A - No. I put the original group back together in '77. I've got probably a half dozen songs we recorded. But again, Bobby was doing the snow man stuff. They weren't really serious about going ahead with the project. I said OK, fine. I had invested the money in it, so I had the masters. So, I just continued on and put together a group of guys and we were going out doing some Shades Of Blues stuff and staying busy. We were out as a trio. I had two back-up singers and then I got involved with the original guys from The Reflections. The Reflections had split. Two of the members still continue today, Tony and John. They're out there. We do shows together all the time. The other three guys that were part of the original group which I grew up with in Livonia. I knew the sisters. They actually got me involved in Golden World and got my feet wet in the music business. Ray Steinberg and the guys, I got together with them. We were doing a couple of shows, but then one of the guys said "I don't feel like getting up onstage any more." I said OK, fine. In the meantime there was a local group out here called The Valadiers. They had a mild, local hit called "Greetings (This Is Uncle Sam") back in '64. They had lost a singer to The Reflections, to the ones that are out there working right now. So they were short and looking for people. I hooked up with the guys and said we can do this. We went out and did a show as The Valadiers 'cause they had something booked. I said I'll sing with you. They said how about if we do "Oh How Happy", and I said fine. They learned the parts. We went out and did that in Middletown, near Washington. We did "Oh How Happy" and there was about 5,000 people and everybody stood up. It was just like the whole place exploded. It was great. The other guys in the group, The Valadiers, looked at me and said "What would you think if we became The Shades Of Blue?" I said "OK, here's what we gotta do." So that's the way that one came together. We've been together since 2003 I guess. We were doing a lot of Doo Wop shows. We were doing cruises. We stayed very busy.

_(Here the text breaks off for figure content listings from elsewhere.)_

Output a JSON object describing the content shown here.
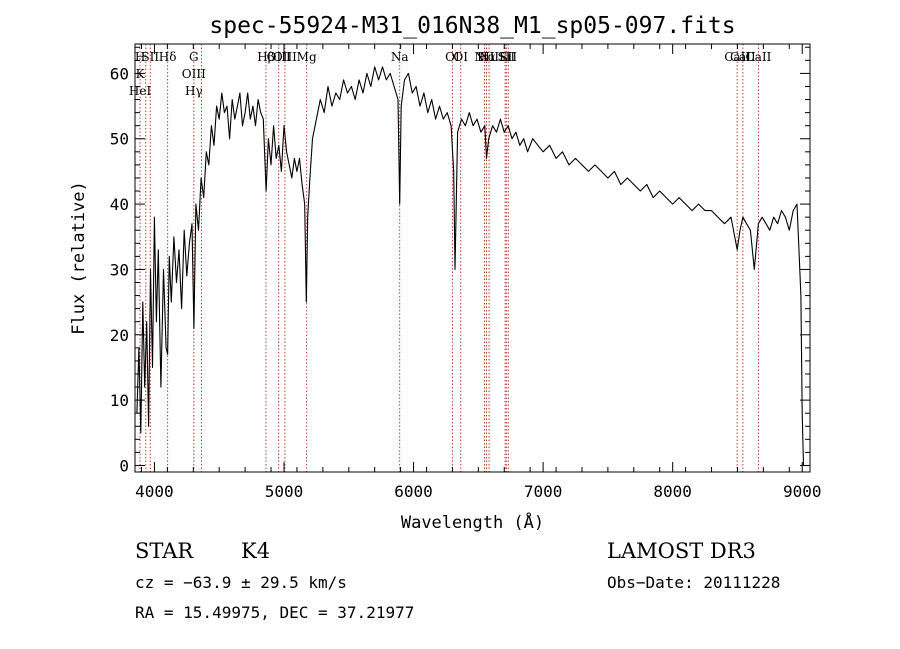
{
  "chart_data": {
    "type": "line",
    "title": "spec-55924-M31_016N38_M1_sp05-097.fits",
    "xlabel": "Wavelength (Å)",
    "ylabel": "Flux (relative)",
    "xlim": [
      3850,
      9060
    ],
    "ylim": [
      -1,
      64.5
    ],
    "xticks": [
      4000,
      5000,
      6000,
      7000,
      8000,
      9000
    ],
    "yticks": [
      0,
      10,
      20,
      30,
      40,
      50,
      60
    ],
    "series": [
      {
        "name": "spectrum",
        "color": "#000000",
        "x": [
          3865,
          3880,
          3895,
          3910,
          3925,
          3940,
          3955,
          3970,
          3985,
          4000,
          4015,
          4030,
          4050,
          4070,
          4090,
          4102,
          4115,
          4130,
          4150,
          4170,
          4190,
          4210,
          4230,
          4250,
          4270,
          4290,
          4305,
          4320,
          4340,
          4360,
          4380,
          4400,
          4420,
          4440,
          4460,
          4480,
          4500,
          4520,
          4540,
          4560,
          4580,
          4600,
          4620,
          4640,
          4660,
          4680,
          4700,
          4720,
          4740,
          4760,
          4780,
          4800,
          4820,
          4840,
          4862,
          4880,
          4900,
          4920,
          4940,
          4960,
          4980,
          5000,
          5020,
          5040,
          5060,
          5080,
          5100,
          5120,
          5140,
          5160,
          5172,
          5183,
          5200,
          5220,
          5250,
          5280,
          5310,
          5340,
          5370,
          5400,
          5430,
          5460,
          5490,
          5520,
          5550,
          5580,
          5610,
          5640,
          5670,
          5700,
          5730,
          5760,
          5790,
          5820,
          5850,
          5880,
          5893,
          5905,
          5930,
          5960,
          5990,
          6020,
          6050,
          6080,
          6110,
          6140,
          6170,
          6200,
          6230,
          6260,
          6290,
          6310,
          6320,
          6340,
          6370,
          6400,
          6430,
          6460,
          6490,
          6520,
          6550,
          6563,
          6580,
          6610,
          6640,
          6670,
          6700,
          6730,
          6760,
          6790,
          6820,
          6850,
          6880,
          6920,
          6960,
          7000,
          7050,
          7100,
          7150,
          7200,
          7250,
          7300,
          7350,
          7400,
          7450,
          7500,
          7550,
          7600,
          7650,
          7700,
          7750,
          7800,
          7850,
          7900,
          7950,
          8000,
          8050,
          8100,
          8150,
          8200,
          8250,
          8300,
          8350,
          8400,
          8450,
          8498,
          8520,
          8542,
          8570,
          8600,
          8630,
          8662,
          8690,
          8720,
          8750,
          8780,
          8810,
          8840,
          8870,
          8900,
          8930,
          8960,
          8990,
          9000,
          9010
        ],
        "y": [
          8,
          18,
          5,
          25,
          12,
          22,
          6,
          30,
          15,
          38,
          22,
          33,
          12,
          30,
          18,
          17,
          32,
          25,
          35,
          28,
          33,
          24,
          36,
          29,
          34,
          37,
          21,
          40,
          36,
          44,
          41,
          48,
          46,
          52,
          49,
          55,
          53,
          57,
          54,
          55,
          50,
          56,
          53,
          55,
          57,
          52,
          54,
          57,
          53,
          55,
          52,
          56,
          54,
          53,
          42,
          50,
          46,
          52,
          47,
          49,
          45,
          52,
          48,
          46,
          44,
          47,
          45,
          47,
          43,
          40,
          25,
          38,
          44,
          50,
          53,
          56,
          54,
          58,
          55,
          57,
          56,
          59,
          57,
          58,
          56,
          59,
          57,
          60,
          58,
          61,
          59,
          61,
          59,
          60,
          58,
          56,
          40,
          55,
          59,
          60,
          57,
          58,
          55,
          57,
          54,
          56,
          53,
          55,
          53,
          54,
          52,
          45,
          30,
          51,
          53,
          52,
          54,
          52,
          53,
          51,
          52,
          47,
          50,
          52,
          51,
          53,
          51,
          52,
          50,
          51,
          49,
          50,
          48,
          50,
          49,
          48,
          49,
          47,
          48,
          46,
          47,
          46,
          45,
          46,
          45,
          44,
          45,
          43,
          44,
          43,
          42,
          43,
          41,
          42,
          41,
          40,
          41,
          40,
          39,
          40,
          39,
          39,
          38,
          37,
          38,
          33,
          36,
          38,
          37,
          36,
          30,
          37,
          38,
          37,
          36,
          38,
          37,
          39,
          38,
          36,
          39,
          40,
          26,
          8,
          0
        ]
      }
    ],
    "lines": [
      {
        "x": 3889,
        "labels": [
          "H",
          "K",
          "HeI"
        ]
      },
      {
        "x": 3933,
        "labels": []
      },
      {
        "x": 3968,
        "labels": [
          "SII"
        ]
      },
      {
        "x": 4102,
        "labels": [
          "Hδ"
        ]
      },
      {
        "x": 4304,
        "labels": [
          "G",
          "OIII",
          "Hγ"
        ]
      },
      {
        "x": 4363,
        "labels": []
      },
      {
        "x": 4861,
        "labels": [
          "Hβ"
        ]
      },
      {
        "x": 4959,
        "labels": [
          "OIII"
        ]
      },
      {
        "x": 5007,
        "labels": [
          "OIII"
        ]
      },
      {
        "x": 5175,
        "labels": [
          "Mg"
        ]
      },
      {
        "x": 5893,
        "labels": [
          "Na"
        ]
      },
      {
        "x": 6300,
        "labels": [
          "OI"
        ]
      },
      {
        "x": 6364,
        "labels": [
          "OI"
        ]
      },
      {
        "x": 6548,
        "labels": [
          "NII"
        ]
      },
      {
        "x": 6563,
        "labels": [
          "Hα"
        ]
      },
      {
        "x": 6583,
        "labels": [
          "NII"
        ]
      },
      {
        "x": 6707,
        "labels": [
          "Li"
        ]
      },
      {
        "x": 6716,
        "labels": [
          "SII"
        ]
      },
      {
        "x": 6731,
        "labels": [
          "SII"
        ]
      },
      {
        "x": 8498,
        "labels": [
          "CaII"
        ]
      },
      {
        "x": 8542,
        "labels": [
          "CaII"
        ]
      },
      {
        "x": 8662,
        "labels": [
          "CaII"
        ]
      }
    ]
  },
  "info": {
    "class": "STAR",
    "subclass": "K4",
    "survey": "LAMOST DR3",
    "cz": "cz = −63.9 ± 29.5 km/s",
    "obs_date": "Obs−Date: 20111228",
    "radec": "RA =  15.49975, DEC =  37.21977"
  }
}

Q - So what does the future hold for you and The Shades Of Blue?
A - Well, I have a couple of new CDs in the works. One of 'em will be called "Blue Moon Over Texas", which is gonna be a compilation of Country tunes. Actually I have one I'm trying to push and see if I can get it on the charts, which is "Blue Moon Over Texas". John Durell, who writes with Billy Joel and Bonnie Raitt, wrote the song for me. It's just gangbusters. My heart's always been into some Country music. Country music goes along with R&B. It's soulful music. I'm a very eclectic guy 'cause I like all kinds of music. Part of the reason I made the change in the group is these guys I was with, they just wanted to stay in that Doo Wop bag and keep doing forty year old songs. I said we have to move along here because the audiences are getting older and they're not gonna come to concerts. So, I presented a couple of things to 'em and I said I want to do these Country songs and this, this and this. They just said no, we're not really interested in doing that. I said Well, I guess we'll just have to part ways. Back in August '09 we did our last performance at Freedom Hall, which is a big concert venue. And that was our last show together. So, they're going their way and I'm going mine. We're working on stuff from Freddie King, an old Rascals' tune, "Mustang Sally", the way we do it, of course we've got my new stuff. A little bit of Diamond Rio. We're expanding the show and trying to reach a larger audience.
Q - Nothing wrong with that.
A - You gotta keep moving. If you stand still, you get run over.